Trump’s relentless attempts to discredit our national election apparatus and the success of his Big Lie showed other unscrupulous politicians, DeSantis among them, the gains to be made through making fake claims of election fraud.
Cue the governor’s new Office of Election Crimes and Security, housed within the Florida Department of State. It will have 15 investigators to pursue election crimes, including those reported to a “voter fraud hotline.”
DeSantis also seeks to disempower and punish Floridians he sees as political enemies. This ever-expanding category of people includes Black voters (a new redistricting map would cut heavily Black districts from four to two); protesters (an April 2021 “anti-riot” law grants civil immunity to people who drive cars into protesters blocking roads); and the LGBTQ community. The so-called “Don’t Say Gay” Bill limits K-3 classroom discussions of gender identity and sexual orientation and allows parents to potentially sue schools or teachers that engage in these topics.
The authoritarian goals of censorship and encouraging citizens to turn on each other also motivate the various “anti-critical race theory” bills, like the Stop WOKE Act, that censor anti-racist content and workplace training. DeSantis calls such information “state-sanctioned racism.” Yet he refused to denounce actual Nazi activists who assaulted a Jewish college student in the Orlando area.

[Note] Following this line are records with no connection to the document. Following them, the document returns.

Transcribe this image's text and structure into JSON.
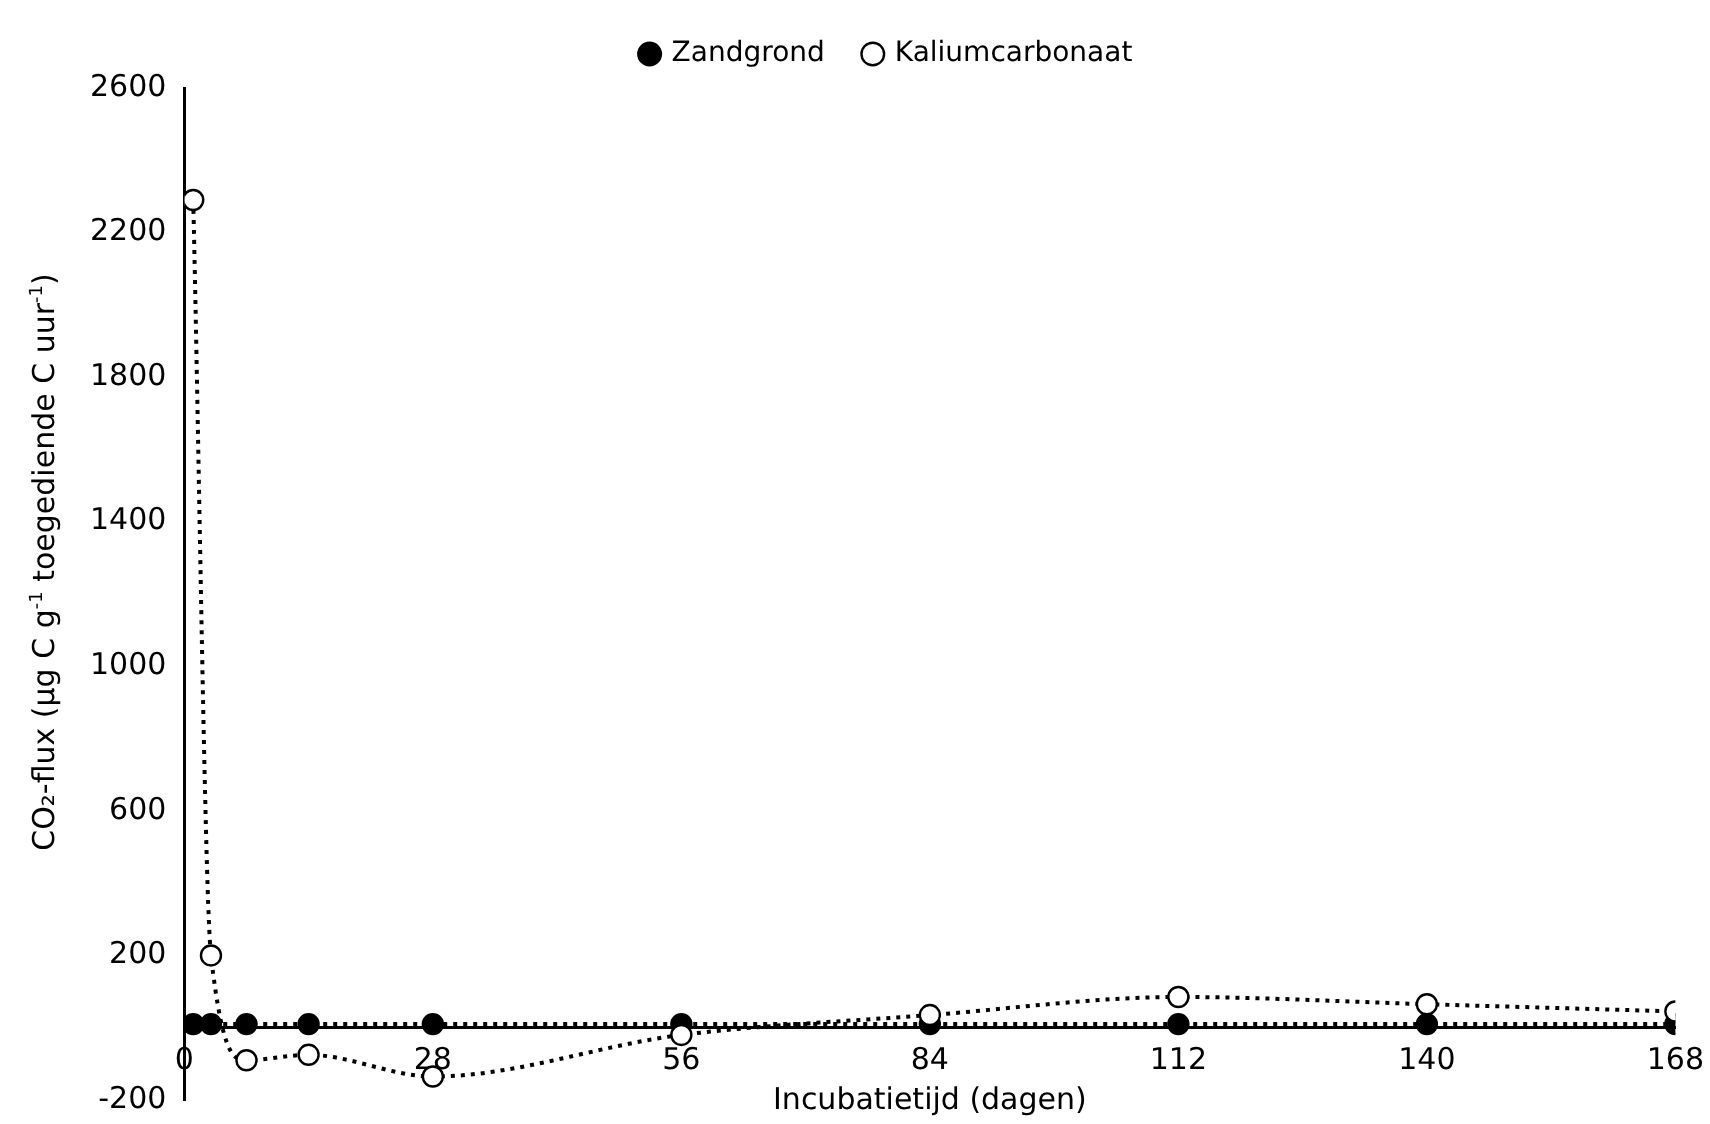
{
  "chart_data": {
    "type": "line",
    "xlabel": "Incubatietijd (dagen)",
    "ylabel": "CO₂-flux (µg C g$^{-1}$ toegediende C uur$^{-1}$)",
    "x": [
      1,
      3,
      7,
      14,
      28,
      56,
      84,
      112,
      140,
      168
    ],
    "series": [
      {
        "name": "Zandgrond",
        "color": "#000000",
        "values": [
          10,
          10,
          10,
          10,
          10,
          10,
          10,
          10,
          10,
          10
        ]
      },
      {
        "name": "Kaliumcarbonaat",
        "color": "#000000",
        "values": [
          2290,
          200,
          -90,
          -75,
          -135,
          -20,
          35,
          85,
          65,
          45
        ]
      }
    ],
    "xlim": [
      0,
      168
    ],
    "xticks": [
      0,
      28,
      56,
      84,
      112,
      140,
      168
    ],
    "ylim": [
      -200,
      2600
    ],
    "yticks": [
      -200,
      200,
      600,
      1000,
      1400,
      1800,
      2200,
      2600
    ],
    "grid": false,
    "legend": "top",
    "marker": "circle",
    "line_style": "dotted"
  }
}
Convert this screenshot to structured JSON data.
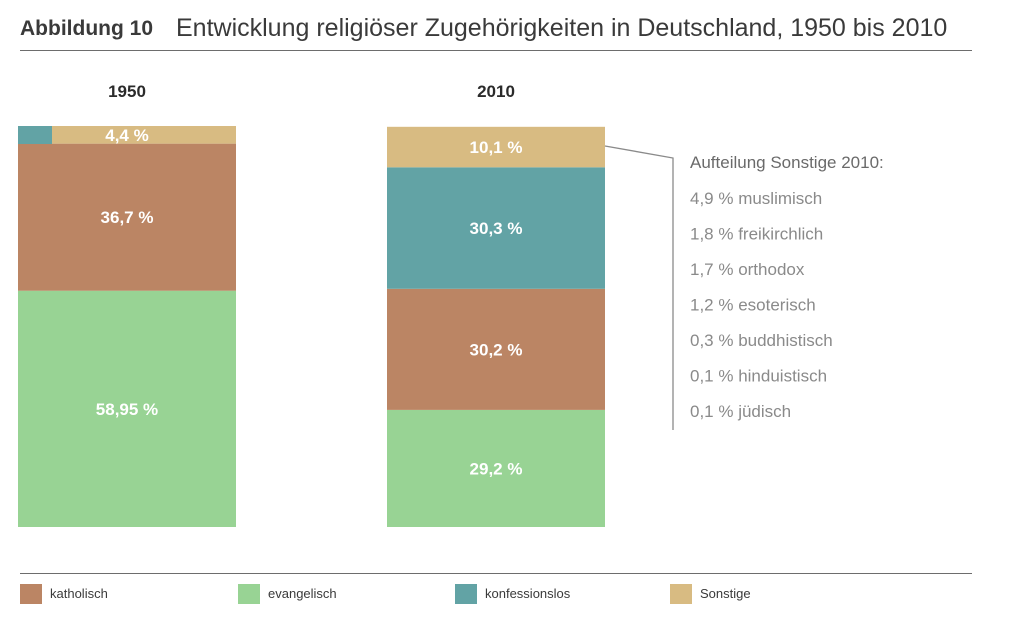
{
  "header": {
    "figure_label": "Abbildung 10",
    "title": "Entwicklung religiöser Zugehörigkeiten in Deutschland, 1950 bis 2010"
  },
  "chart_data": {
    "type": "bar",
    "stacked": true,
    "unit": "%",
    "categories": [
      "1950",
      "2010"
    ],
    "series": [
      {
        "name": "evangelisch",
        "color": "#98d394",
        "values": [
          58.95,
          29.2
        ],
        "labels": [
          "58,95 %",
          "29,2 %"
        ]
      },
      {
        "name": "katholisch",
        "color": "#bb8564",
        "values": [
          36.7,
          30.2
        ],
        "labels": [
          "36,7 %",
          "30,2 %"
        ]
      },
      {
        "name": "konfessionslos",
        "color": "#62a3a5",
        "values": [
          null,
          30.3
        ],
        "labels": [
          "",
          "30,3 %"
        ]
      },
      {
        "name": "Sonstige",
        "color": "#d8bb82",
        "values": [
          4.4,
          10.1
        ],
        "labels": [
          "4,4 %",
          "10,1 %"
        ]
      }
    ],
    "ylim": [
      0,
      100
    ],
    "grid": false,
    "legend_position": "bottom"
  },
  "breakdown": {
    "title": "Aufteilung Sonstige 2010:",
    "items": [
      "4,9 % muslimisch",
      "1,8 % freikirchlich",
      "1,7 % orthodox",
      "1,2 % esoterisch",
      "0,3 % buddhistisch",
      "0,1 % hinduistisch",
      "0,1 % jüdisch"
    ]
  },
  "legend": [
    {
      "label": "katholisch",
      "color": "#bb8564"
    },
    {
      "label": "evangelisch",
      "color": "#98d394"
    },
    {
      "label": "konfessionslos",
      "color": "#62a3a5"
    },
    {
      "label": "Sonstige",
      "color": "#d8bb82"
    }
  ]
}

Democratic frames of reasoning don’t help us to understand decisions that fly in the face of good governance and heighten the possibility of harmful outcomes. Who benefits from increased polarization, from ideologues replacing experts, from turning citizens into informers?
A leader like DeSantis, who seems intent on creating his own mini-autocracy in Florida, to be scaled up in 2024. The governor is “essentially the speaker of the House, the president of the Senate, and the chief justice of the Supreme Court right now,” says a sitting Republican state legislator, speaking anonymously.
DeSantis may cast himself as the savior of “freedom” in Florida, but the real meaning of his idea of liberty is clear. He wants to be free of any constraints on his ability to govern in ways that benefit the consolidation of his personal power. That’s how autocrats think.
His defeat in 2022, and if it comes to it, in 2024, is imperative for the future of American democracy.